Auch: Investitionsstrategie · Akquisitionsstrategie

Die Ankaufsstrategie beschreibt das übergeordnete Konzept, nach dem ein Investor – institutionell oder privat – festlegt, welche Art von Immobilien er unter welchen Bedingungen erwerben will: definiert über Objektart, Lage, Risikoklasse, Ziel-Rendite und Haltedauer.

Ausführliche Erklärung

Die Ankaufsstrategie ist die strategische Klammer, aus der sich im Einzelfall die konkreten Ankaufskriterien eines Investors ableiten. Während Ankaufskriterien operative Prüfpunkte für ein einzelnes Objekt sind (Mikrolage, Zustand, Mieterstruktur, Preis pro Quadratmeter), legt die Ankaufsstrategie die grundsätzliche Ausrichtung des Portfolios fest. Zentrale Dimensionen sind typischerweise:

  • Risiko-Rendite-Profil: Core, Core-Plus, Value-Add oder opportunistisch – von risikoarmen, voll vermieteten Bestandsimmobilien bis zu Objekten mit hohem Wertsteigerungspotenzial durch Sanierung, Umnutzung oder Neuvermietung.
  • Objektart und Nutzungsart: Wohnimmobilien, Büro, Einzelhandel, Logistik, gemischt genutzte Objekte.
  • Regionale Fokussierung: Metropolregionen, B-Standorte, bestimmte Bundesländer oder internationale Märkte.
  • Haltedauer und Exit-Perspektive: langfristiger Bestandsaufbau (Buy-and-Hold) versus kurz- bis mittelfristige Wertschöpfung mit anschließendem Verkauf.
  • Finanzierungsstruktur: angestrebter Fremdkapitalanteil und damit verbundener Leverage-Effekt.
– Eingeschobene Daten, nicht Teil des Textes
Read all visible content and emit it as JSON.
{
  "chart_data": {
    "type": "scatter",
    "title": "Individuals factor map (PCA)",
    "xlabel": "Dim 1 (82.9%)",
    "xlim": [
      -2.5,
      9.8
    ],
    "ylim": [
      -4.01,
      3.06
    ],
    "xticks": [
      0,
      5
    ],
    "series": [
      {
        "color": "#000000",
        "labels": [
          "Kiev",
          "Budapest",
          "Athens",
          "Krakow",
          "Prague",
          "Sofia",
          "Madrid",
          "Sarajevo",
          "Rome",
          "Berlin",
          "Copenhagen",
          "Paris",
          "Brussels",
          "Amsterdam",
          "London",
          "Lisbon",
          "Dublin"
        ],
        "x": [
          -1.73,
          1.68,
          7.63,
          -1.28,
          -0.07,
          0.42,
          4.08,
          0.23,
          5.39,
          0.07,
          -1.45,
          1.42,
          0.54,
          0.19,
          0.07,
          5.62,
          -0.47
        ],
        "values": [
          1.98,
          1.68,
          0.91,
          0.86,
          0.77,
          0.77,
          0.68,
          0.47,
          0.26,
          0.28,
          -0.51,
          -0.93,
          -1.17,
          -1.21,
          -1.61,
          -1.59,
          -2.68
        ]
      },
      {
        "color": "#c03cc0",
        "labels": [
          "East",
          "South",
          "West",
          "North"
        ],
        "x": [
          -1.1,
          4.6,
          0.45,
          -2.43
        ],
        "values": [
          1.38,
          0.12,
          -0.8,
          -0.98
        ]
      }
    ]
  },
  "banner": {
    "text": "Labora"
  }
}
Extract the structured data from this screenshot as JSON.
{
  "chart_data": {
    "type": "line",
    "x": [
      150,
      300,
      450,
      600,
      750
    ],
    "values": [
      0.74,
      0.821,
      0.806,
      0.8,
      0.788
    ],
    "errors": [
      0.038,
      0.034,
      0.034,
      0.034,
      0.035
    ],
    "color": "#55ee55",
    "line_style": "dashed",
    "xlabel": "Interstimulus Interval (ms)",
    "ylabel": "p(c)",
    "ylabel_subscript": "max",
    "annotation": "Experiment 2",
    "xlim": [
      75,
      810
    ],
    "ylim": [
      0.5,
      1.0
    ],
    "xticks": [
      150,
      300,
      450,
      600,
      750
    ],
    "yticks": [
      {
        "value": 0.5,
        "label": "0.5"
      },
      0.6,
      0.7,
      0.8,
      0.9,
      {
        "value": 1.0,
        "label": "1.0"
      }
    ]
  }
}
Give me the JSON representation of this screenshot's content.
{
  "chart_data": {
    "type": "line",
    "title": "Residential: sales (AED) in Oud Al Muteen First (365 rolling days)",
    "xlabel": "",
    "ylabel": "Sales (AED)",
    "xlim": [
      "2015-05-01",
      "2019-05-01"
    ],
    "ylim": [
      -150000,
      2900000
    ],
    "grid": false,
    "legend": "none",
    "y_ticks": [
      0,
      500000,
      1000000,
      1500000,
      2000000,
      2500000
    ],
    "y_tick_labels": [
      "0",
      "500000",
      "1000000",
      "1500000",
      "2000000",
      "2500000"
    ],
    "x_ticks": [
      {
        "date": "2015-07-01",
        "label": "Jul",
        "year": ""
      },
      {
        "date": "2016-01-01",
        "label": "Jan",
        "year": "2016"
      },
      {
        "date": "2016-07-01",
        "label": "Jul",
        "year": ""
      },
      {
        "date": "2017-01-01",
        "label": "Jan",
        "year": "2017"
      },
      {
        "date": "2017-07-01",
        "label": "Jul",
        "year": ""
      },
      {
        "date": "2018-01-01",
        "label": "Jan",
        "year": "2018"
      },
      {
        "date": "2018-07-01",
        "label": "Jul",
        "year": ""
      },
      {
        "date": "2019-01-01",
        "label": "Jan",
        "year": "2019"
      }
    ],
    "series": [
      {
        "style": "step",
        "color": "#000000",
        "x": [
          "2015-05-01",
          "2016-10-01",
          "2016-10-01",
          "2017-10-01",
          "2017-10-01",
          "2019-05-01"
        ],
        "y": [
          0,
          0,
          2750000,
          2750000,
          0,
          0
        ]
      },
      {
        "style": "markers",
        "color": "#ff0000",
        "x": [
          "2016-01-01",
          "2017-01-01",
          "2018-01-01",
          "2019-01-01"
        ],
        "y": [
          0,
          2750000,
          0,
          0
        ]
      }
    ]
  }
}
Für institutionelle Anleger (Fonds, Versicherungen, REITs) ist die Ankaufsstrategie meist in Anlagerichtlinien fixiert und bindet das Ankaufsteam bei der Objektauswahl. Für Makler ist die Kenntnis der Ankaufsstrategie eines Investors entscheidend, um passende Objekte zielgerichtet anzubieten und Absagen wegen fehlender Passung zum Anlageprofil zu vermeiden.

Beispiel aus der Praxis

Ein offener Immobilienfonds verfolgt eine Ankaufsstrategie, die sich auf Core- und Core-Plus-Objekte in deutschen A-Städten konzentriert: voll vermietete Büro- und Wohnimmobilien mit stabilem Cashflow und geringem Leerstandsrisiko. Ein Makler, der dem Fonds ein sanierungsbedürftiges, teilleerstehendes Bürogebäude in einer B-Stadt anbietet, wird trotz attraktivem Preis auf Ablehnung stoßen, weil das Objekt nicht zur Ankaufsstrategie passt.

Rechtsgrundlage

Keine spezielle Rechtsgrundlage – die Ankaufsstrategie ist ein unternehmerisches Konzept ohne eigenständige gesetzliche Regelung; für institutionelle Anleger können aufsichtsrechtliche Anlagegrenzen (z. B. nach KAGB oder Versicherungsaufsichtsrecht) den Rahmen mittelbar beeinflussen.